Cemevlerinin elektrik faturasıyla ilgili olarak AİHM'in 2.12.2014 tarihinde verdiği bir karar var. Cumhuriyetçi Eğitim ve Kültür Merkezi Vakfı / Türkiye kararı. Bu konuda AİHM, ibadethanelerin elektrik parası Diyanet İşleri Başkanlığı'na (DİB) bağlı bir fondan ödenirken, davacı Yenibosna Cemevi'nin elektrik parasının ödenmemesini inanç özgürlüğü bakımından yapılan ayrımcılık olarak gördü ve inanç özgürlüğüne ilişkin 9. Madde ile birlikte ayrımcılığa ilişkin 14. Maddenin de ihlal edildiğine oybirliği ile karar verdi. Şimdi bu kararın uygulanması söz konusu.

Sorun, Bakanlar Kurulu'nun 2002 yılında yayımladığı 2002/4100 sayılı kararından kaynaklanıyor. Bu kararda ibadethane olarak "camiler, mescitler, kiliseler, havra ve sinagoglar" sayılıyor. Bunların içinde cemevleri yok. Bakanlar Kurulu kararında ibadethanelerin elektrik giderlerinin Diyanet İşleri Başkanlığı'nın (DİB) bütçesinden karşılanacağı belirtiliyor. Yenibosna Cemevi'nin bağlı bulunduğu vakıf Boğaziçi Elektrik Dağıtım Şirketi'ne (BEDAŞ) başvurarak Yenibosna Kültür Merkezi'nin Alevi toplumu için bir ibadet yeri olduğunu, bünyesinde bir Cemevi bulunduğunu, elektrik faturalarının gönderilmemesini talep ediyor. BEDAŞ bu talebi reddediyor. Yenibosna Kültür Merkezi'nin 668 bin TL borcu birikiyor.

Vakıf Sulh Hukuk Mahkemesi'nde dava açıyor. Mahkeme DİB'den görüş soruyor. DİB mahkemeye verdiği görüşle şunları belirtiyor:

"Ne tarihi ne de bilimsel açıdan Alevilik dini olarak isimlendirilen herhangi bir din bulunmaması nedeniyle Yenibosna Pir Koca Ahmet Yesevi Kültür Merkezi'nin ibadethane olarak değerlendirilmesi mümkün değildir. Aleviliğin İslam düşüncesindeki tasavvufi bir yorum ve anlayış olduğu dikkate alındığında bu yer … bir kültür merkezidir."

Bu görüşe dayanarak Mahkeme davayı reddediyor ve karar Yargıtay tarafından onanıyor.

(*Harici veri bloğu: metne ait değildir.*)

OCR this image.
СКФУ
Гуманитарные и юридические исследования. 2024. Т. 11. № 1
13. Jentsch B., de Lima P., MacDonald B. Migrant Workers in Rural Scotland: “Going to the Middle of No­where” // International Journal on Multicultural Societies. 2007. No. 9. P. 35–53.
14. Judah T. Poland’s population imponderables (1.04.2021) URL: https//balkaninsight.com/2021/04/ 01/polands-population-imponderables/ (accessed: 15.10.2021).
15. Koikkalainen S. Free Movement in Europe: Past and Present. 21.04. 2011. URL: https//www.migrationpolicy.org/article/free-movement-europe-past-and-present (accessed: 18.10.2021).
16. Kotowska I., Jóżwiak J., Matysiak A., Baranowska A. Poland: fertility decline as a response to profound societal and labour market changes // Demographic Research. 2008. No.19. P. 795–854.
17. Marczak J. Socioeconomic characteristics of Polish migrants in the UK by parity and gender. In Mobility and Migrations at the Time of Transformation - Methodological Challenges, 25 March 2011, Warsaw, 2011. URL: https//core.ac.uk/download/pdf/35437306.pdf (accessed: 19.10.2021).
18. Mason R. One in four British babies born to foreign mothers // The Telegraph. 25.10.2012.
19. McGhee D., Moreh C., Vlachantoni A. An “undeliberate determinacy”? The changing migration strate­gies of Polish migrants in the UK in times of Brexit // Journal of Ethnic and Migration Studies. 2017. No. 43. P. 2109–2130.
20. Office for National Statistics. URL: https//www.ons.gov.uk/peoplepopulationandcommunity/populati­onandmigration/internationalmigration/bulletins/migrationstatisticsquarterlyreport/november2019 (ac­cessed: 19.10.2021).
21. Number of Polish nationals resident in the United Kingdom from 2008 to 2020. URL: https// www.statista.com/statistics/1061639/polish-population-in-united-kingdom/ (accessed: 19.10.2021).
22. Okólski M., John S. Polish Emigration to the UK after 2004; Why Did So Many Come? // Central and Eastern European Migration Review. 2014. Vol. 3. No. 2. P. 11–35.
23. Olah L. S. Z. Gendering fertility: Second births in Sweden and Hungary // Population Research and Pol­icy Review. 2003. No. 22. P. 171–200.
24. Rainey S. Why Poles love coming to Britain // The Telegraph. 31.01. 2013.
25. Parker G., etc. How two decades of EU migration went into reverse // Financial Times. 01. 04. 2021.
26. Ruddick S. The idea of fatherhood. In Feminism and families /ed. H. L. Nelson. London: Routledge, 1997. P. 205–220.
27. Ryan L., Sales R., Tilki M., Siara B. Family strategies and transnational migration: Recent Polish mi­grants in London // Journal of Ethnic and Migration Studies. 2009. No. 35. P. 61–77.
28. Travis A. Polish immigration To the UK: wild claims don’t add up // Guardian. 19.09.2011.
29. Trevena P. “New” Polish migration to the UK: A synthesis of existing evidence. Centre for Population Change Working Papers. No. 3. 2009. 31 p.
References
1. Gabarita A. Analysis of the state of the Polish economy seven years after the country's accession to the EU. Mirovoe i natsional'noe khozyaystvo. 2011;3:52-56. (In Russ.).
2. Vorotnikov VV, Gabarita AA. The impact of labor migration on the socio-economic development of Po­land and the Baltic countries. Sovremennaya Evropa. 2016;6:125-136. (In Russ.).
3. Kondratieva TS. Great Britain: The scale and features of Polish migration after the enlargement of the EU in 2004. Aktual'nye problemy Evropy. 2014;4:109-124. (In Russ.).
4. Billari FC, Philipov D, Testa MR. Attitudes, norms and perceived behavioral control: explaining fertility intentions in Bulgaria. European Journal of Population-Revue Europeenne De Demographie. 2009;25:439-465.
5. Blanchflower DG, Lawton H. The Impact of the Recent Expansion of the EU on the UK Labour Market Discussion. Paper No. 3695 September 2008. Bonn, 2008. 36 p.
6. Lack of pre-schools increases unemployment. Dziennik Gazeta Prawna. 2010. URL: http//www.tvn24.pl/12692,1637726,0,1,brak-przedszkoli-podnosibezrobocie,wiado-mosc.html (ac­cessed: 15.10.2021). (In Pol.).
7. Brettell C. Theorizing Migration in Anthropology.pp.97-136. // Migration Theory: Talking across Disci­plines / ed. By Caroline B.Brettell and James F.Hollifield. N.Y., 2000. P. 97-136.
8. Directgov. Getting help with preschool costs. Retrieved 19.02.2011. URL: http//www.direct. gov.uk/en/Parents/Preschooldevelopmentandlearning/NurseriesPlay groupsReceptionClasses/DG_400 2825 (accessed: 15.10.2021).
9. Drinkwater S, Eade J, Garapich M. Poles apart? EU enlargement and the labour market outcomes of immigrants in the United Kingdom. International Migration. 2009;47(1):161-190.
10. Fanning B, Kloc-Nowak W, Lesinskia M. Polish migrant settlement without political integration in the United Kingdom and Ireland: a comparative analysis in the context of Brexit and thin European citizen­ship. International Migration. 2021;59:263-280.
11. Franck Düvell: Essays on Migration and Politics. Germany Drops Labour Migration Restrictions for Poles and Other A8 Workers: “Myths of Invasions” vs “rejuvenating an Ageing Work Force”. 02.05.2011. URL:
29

Davacılar AİHM'e başvuruyor.

AİHM, Yenibosna Kültür Merkezi'nde cem ibadetine ayrılmış bir salonu bulunduğunu, merkezin cenazeyle ilgili hizmetler sağladığını, faaliyetlerinin maddi bir amaç gütmediğini dikkate alarak cemevlerinin dini bir inancın ibadetinin yapılmasına ayrılmış yerler olduğu sonucuna vardı. Cemevlerine diğer ibadethanelerden farklı bir işlem yapılmasının ayrımcılığı yasaklayan 14. Madde kapsamına girdiğini ve bu farklı işlemin hiçbir nesnel ve makul nedene dayanmadığını ileri sürdü.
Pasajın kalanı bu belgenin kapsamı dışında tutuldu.